A uva branca Torrontés!

O adjetivo "terrantês", em desuso no português atual, significa "originário de certa terra ou povoado". Por exemplo: Queijo terrantês, vinho terrantês, jarro terrantês... Na Península Ibérica essa palavra denomina também uma variedade de uva branca, tendo sido adotadas diversas grafias para seu nome, conforme o dialeto local. Na Galícia, por exemplo, essa casta tem presença em Ribeiro de Avia, onde ela é a Tarrantés. Denomina-se Terrantês no Condado de Salvaterra e tem o nome reconhecido internacionalmente de Torrantés em Montealegre.
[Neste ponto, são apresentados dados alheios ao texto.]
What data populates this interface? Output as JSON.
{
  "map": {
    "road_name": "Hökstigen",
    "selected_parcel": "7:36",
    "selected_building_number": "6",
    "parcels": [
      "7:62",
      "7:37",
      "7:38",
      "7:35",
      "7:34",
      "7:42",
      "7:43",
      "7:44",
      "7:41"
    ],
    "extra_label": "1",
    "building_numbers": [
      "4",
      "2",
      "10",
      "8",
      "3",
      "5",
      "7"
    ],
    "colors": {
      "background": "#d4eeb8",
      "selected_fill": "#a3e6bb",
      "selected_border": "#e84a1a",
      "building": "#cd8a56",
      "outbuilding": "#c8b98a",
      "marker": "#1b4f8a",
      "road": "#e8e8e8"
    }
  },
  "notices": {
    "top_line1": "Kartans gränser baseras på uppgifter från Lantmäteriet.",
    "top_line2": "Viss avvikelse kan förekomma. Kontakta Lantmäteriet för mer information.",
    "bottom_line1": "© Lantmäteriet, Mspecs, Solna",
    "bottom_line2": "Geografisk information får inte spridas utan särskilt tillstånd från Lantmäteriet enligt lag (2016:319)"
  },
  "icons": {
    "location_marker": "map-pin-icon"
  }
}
Portugal adotou a grafia Terrantez e com esse nome ela aparece no nordeste do país (em Trás-os-Montes), na Região Central (no Ribatejo) e no arquipélago dos Açores, particularmente na Ilha da Graciosa, onde origina um dos vinhos brancos da Cooperativa de Santa Cruz. Consta que, no passado, ela tenha sido cultivada na Ilha da Madeira. Trata-se de uma uva branca transparente, de bagos pequenos com casca fina e delicada. Dela se elabora um vinho seco, claro, muito aromático, frutado, com graduação alcoólica entre 11 e 12,5 graus e que se pode conservar por algum tempo. O renome atual da Torrontés vem de sua surpreendente aclimatação nas províncias argentinas de Salta e La Rioja, em altitudes acima de 1.000 metros, onde chegou trazida da Espanha.
O vinho da Torrontés é hoje considerado o mais típico entre os brancos argentinos. Que o digam as Bodegas La Rosa, de Michel Torino, a Bodega Etchart, de Arnaldo Etchart e a Bodega Família Zuccardi, onde essa casta é também usada no vinho branco doce Santa Júlia Torrontés Tardio.